Azalan maliyetli bir endüstri için, piyasa genişledikçe eski ve yeni firmalar daha düşük üretim maliyetleri ile karşılaşır ve bu da yeni sıfır kar seviyesinin eskisinden daha düşük bir fiyatta kesişmesine neden olur. Bu durumda, sektör ve sektördeki tüm firmalar ortalama toplam maliyetlerde düşüş yaşamaktadır. Bunun nedeni tüm sektördeki teknolojinin gelişmesi ya da çalışanların eğitimindeki artış olabilir. Yüksek teknoloji endüstrileri azalan maliyet piyasasına iyi bir örnek olabilir.
Şekil 8.8 (a) sabit maliyetli bir endüstrideki ayarlama süreci durumunu göstermektedir. Bu tür bir endüstride çıktı genişlemesi olduğunda, uzun dönemli sonuç tam olarak aynı orijinal fiyattan daha fazla çıktı üretilmesi anlamına gelir. Artan talebi karşılamak için arzın artabildiğine dikkat ediniz.

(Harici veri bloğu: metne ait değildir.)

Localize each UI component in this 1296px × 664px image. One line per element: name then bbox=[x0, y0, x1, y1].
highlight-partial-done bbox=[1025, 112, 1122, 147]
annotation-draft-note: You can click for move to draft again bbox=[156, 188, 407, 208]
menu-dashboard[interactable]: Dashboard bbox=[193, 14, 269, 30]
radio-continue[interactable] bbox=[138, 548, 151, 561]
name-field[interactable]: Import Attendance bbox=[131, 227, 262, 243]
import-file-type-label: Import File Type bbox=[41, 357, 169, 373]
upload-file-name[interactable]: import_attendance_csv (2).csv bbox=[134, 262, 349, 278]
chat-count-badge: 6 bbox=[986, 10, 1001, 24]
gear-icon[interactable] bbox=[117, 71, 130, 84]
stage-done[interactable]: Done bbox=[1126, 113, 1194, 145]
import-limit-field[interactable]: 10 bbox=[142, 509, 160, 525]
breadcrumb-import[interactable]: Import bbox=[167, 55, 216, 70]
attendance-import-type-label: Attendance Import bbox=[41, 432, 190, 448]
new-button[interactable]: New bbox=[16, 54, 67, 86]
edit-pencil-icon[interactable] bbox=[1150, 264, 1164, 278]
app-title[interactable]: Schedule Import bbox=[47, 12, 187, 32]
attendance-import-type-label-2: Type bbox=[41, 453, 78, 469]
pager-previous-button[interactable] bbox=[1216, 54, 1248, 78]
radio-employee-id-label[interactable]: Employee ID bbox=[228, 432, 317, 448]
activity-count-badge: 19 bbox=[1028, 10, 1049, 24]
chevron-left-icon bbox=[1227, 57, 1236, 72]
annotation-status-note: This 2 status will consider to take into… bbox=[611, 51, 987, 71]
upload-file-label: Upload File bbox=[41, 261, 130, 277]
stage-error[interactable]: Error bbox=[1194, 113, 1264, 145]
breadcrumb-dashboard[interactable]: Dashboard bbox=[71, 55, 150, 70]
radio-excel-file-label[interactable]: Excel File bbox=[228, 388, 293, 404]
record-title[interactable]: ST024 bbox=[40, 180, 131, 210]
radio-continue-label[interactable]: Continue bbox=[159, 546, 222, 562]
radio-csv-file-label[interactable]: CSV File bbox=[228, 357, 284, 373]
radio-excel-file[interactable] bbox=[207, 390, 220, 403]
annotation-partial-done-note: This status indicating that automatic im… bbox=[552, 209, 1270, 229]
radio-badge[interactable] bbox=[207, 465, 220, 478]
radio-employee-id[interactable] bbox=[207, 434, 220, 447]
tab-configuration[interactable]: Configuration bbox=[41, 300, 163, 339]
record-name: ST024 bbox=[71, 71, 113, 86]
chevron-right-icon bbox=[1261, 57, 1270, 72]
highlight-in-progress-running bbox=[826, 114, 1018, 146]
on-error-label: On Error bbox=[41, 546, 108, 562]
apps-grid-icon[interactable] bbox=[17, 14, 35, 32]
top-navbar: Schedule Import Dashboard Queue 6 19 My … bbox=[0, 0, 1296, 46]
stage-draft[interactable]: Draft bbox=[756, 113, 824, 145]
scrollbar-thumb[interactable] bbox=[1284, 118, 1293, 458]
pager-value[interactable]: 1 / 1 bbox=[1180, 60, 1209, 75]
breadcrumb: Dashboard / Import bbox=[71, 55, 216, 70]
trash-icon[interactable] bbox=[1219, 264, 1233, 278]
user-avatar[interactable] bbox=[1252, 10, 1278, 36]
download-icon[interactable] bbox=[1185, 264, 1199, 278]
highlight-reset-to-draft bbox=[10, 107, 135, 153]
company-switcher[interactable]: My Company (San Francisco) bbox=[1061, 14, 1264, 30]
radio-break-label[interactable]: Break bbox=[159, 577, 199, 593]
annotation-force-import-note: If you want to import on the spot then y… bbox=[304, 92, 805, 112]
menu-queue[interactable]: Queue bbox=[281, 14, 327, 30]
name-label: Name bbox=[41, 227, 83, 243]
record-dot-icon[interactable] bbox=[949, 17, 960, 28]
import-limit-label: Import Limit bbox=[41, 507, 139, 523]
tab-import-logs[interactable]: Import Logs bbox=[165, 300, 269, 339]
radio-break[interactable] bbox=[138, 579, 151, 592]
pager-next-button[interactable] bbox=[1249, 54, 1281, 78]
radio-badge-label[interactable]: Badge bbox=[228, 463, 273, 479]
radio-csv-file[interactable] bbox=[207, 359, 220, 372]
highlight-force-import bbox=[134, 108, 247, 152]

Önceki ve sonraki uzun dönem dengelerini birleştirdiğimizde, ortaya çıkan çizgi tam rekabet piyasalarında uzun dönem arz (LRS) eğrisidir. Bu durumda, düz bir eğridir. Şekil 8.8 (b) ve Şekil 8.8 (c) sırasıyla artan maliyetli ve azalan maliyetli endüstriler için durumları göstermektedir. Artan maliyetli bir endüstri için LRS yukarı doğru eğimliyken, azalan maliyetli bir endüstri için LRS aşağı doğru eğimlidir.